Checking the schematics, you can also try to separate the driver stage from the output stage before power up, so remove the legs from resistor R146 and R164. And use big 20 ohm resistors in the power supply lines (plus/minus).
You might also run into fusible resistors which might been broken.
A scope is very recommendible, borrow one. And a good analogue multimeter for measuring diodes, transistors (also not very expensive and sometimes better then digital)
 
Well, looks like I'm gonna have to spend $70 to replace the output and driver transistors because the drivers are no good as well... apparently the company I bought from, Audio Lab of GA, sells counterfeit transistors.

I called them and they said "our website didn't say they were 'sanken' transistors, Sanken no longer makes them, we buy them from China," despite the fact they have "SK" on them. Then he proceeded to tell me how they haven't had any complaints about the transistors and that its my fault they don't work and they won't refund my money. I told him he can expect me to never buy from them again.
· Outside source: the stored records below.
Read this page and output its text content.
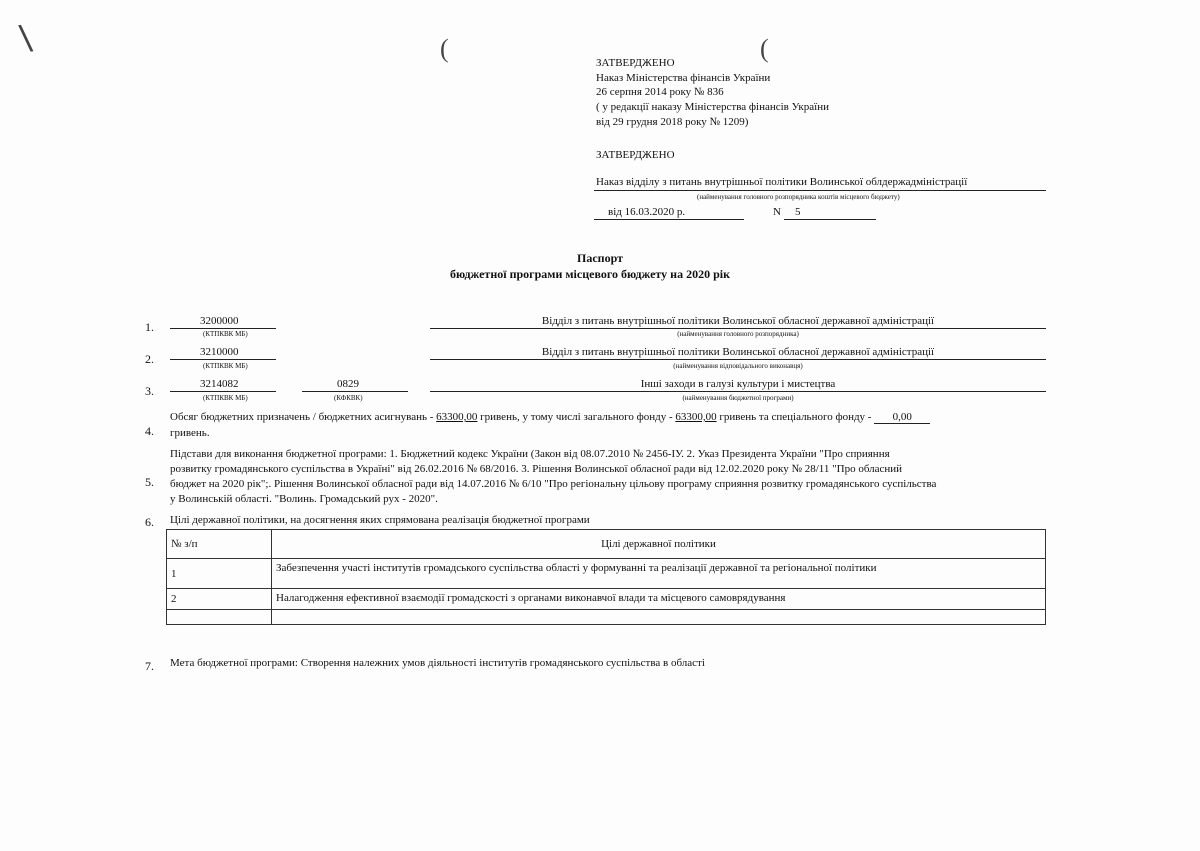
\	(	(
ЗАТВЕРДЖЕНО
Наказ Міністерства фінансів України
26 серпня 2014 року № 836
( у редакції наказу Міністерства фінансів України
від 29 грудня 2018 року № 1209)
ЗАТВЕРДЖЕНО
Наказ відділу з питань внутрішньої політики Волинської облдержадміністрації
(найменування головного розпорядника коштів місцевого бюджету)
від 16.03.2020 р.	N 5
Паспорт
бюджетної програми місцевого бюджету на 2020 рік
1.	3200000
(КТПКВК МБ)
Відділ з питань внутрішньої політики Волинської обласної державної адміністрації
(найменування головного розпорядника)
2.	3210000
(КТПКВК МБ)
Відділ з питань внутрішньої політики Волинської обласної державної адміністрації
(найменування відповідального виконавця)
3.	3214082
(КТПКВК МБ)
0829
(КФКВК)
Інші заходи в галузі культури і мистецтва
(найменування бюджетної програми)
4.
Обсяг бюджетних призначень / бюджетних асигнувань - 63300,00 гривень, у тому числі загального фонду - 63300,00 гривень та спеціального фонду - 0,00
гривень.
5.
Підстави для виконання бюджетної програми: 1. Бюджетний кодекс України (Закон від 08.07.2010 № 2456-ІУ. 2. Указ Президента України "Про сприяння
розвитку громадянського суспільства в Україні" від 26.02.2016 № 68/2016. 3. Рішення Волинської обласної ради від 12.02.2020 року № 28/11 "Про обласний
бюджет на 2020 рік";. Рішення Волинської обласної ради від 14.07.2016 № 6/10 "Про регіональну цільову програму сприяння розвитку громадянського суспільства
у Волинській області. "Волинь. Громадський рух - 2020".
6. Цілі державної політики, на досягнення яких спрямована реалізація бюджетної програми
№ з/п	Цілі державної політики
1	Забезпечення участі інститутів громадського суспільства області у формуванні та реалізації державної та регіональної політики
2	Налагодження ефективної взаємодії громадскості з органами виконавчої влади та місцевого самоврядування

7. Мета бюджетної програми: Створення належних умов діяльності інститутів громадянського суспільства в області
I think I may file a dispute with my credit card company.

I'll see if I can find anyone with a scope or at least take precautioned mentioned next time I go to test it, but that may not be for a little while until I can afford to buy the transistors.
 
When you've had a power amp blow out like this it's good to be systematic\carefull and most of all have patience. Qualities like a good doctor.

1) Pull all outputs and drivers all the way back including Vbe multiplier.

2) With the transistors out, check the PCB carefully for any other failed parts such as resistors and diodes. ( I check almost every other part remaning with an ohm meter. )

3) Check the pulled transitors with an ohmmeter to verify.

4) Replace all bad devices but only install only one complimentary set of outputs devices. (check the new devices with an ohmmeter too)

5) Bring up slowly to check the DC supplies and quiesent current. Once you're sure things look ok then add a series resistor along with a test speaker to the ouput.

6) Then add each pair of output devices one at a time. Check emmiter resistor voltage each time untill it's time to apply full load. Let it cool down to finally set the output bias correctly when the heat sink temp has stabilized.
 
oh, I forgot to mention... fake are left, real are right. There are intact and smashed ones for each.

The real 3856s had 'SK' imprinted in the small circle below the date code while the fakes had '4'

The real 1492s did not have anything imprinted in the circle, while the fakes had '4'.